Tesla is now facing global challenges. Automobile demand is flagging just as competition starts to intensify. The US car market seems to have stalled out at about 17.5 million new cars sold each year, and Tesla has yet to become a major player in the Chinese market, which is seeing explosive growth in electric vehicles. General Motors beat Tesla to market with its all-electric Chevy Bolt, and the Swedish company Volvo, now owned by the Chinese automotive conglomerate Geely, said in a press release this week that all its vehicles will be partially or fully electric by 2019.

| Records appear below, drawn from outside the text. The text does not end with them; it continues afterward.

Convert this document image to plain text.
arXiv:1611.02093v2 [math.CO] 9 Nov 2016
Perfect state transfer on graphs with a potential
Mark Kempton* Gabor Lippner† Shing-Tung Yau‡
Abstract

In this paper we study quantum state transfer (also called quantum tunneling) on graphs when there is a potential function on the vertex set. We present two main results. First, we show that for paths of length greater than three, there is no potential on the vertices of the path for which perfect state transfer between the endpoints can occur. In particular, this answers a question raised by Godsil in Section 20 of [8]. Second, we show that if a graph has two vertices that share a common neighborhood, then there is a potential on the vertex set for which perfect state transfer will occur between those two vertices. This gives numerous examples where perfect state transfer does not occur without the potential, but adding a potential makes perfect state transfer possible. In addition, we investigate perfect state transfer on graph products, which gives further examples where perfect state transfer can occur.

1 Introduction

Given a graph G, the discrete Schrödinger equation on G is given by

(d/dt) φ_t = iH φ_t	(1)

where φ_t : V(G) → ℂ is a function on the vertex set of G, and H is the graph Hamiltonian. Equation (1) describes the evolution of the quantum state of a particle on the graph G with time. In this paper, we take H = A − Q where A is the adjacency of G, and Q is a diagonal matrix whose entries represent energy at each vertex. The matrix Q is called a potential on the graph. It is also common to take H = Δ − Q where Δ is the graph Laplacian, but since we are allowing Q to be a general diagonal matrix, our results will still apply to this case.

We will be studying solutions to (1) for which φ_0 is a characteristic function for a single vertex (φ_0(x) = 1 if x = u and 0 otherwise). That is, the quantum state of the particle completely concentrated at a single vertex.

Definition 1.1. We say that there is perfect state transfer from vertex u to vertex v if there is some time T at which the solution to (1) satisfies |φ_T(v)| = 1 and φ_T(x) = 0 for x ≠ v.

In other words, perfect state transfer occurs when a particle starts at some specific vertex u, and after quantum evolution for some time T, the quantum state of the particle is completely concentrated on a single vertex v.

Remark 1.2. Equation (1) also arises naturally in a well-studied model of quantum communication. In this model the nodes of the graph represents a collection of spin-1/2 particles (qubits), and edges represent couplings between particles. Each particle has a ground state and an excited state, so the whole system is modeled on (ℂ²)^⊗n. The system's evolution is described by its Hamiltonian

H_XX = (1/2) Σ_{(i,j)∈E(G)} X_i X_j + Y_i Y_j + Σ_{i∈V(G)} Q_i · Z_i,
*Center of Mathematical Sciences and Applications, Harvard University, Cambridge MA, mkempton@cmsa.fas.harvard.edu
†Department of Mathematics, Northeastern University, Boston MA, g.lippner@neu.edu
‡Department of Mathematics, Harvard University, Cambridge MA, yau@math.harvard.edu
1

To compete, Tesla will need to sell as many Model 3s as it can manufacture (it has deposits for about 400,000 vehicles so far) and then, crucially, turn a profit. Until recently, Tesla has been a maker of luxury electric vehicles, a growing yet small niche in the US electric car market representing only 1% of new vehicles sold annually. But Musk has never veered from the course he set more than a decade ago in his “Secret Tesla Motors Master Plan”:
Build sports car
Use that money to build an affordable car
Use that money to build an even more affordable car
While doing above, also provide zero emission electric power generation options
Don’t tell anyone.
As promised, Tesla’s first $109,000 Tesla sports car in 2008 was succeeded by the $75,000 Model S sedan in 2012 and the Model X SUV in 2015 priced around $82,500. After building (and acquiring) a solar and battery business, Tesla is now building that “even more affordable” Model 3 to entice the average car buyer.
Musk has mused before that Tesla could one day become the world’s first $1 trillion company. Let’s see if the company can stick to its roadmap.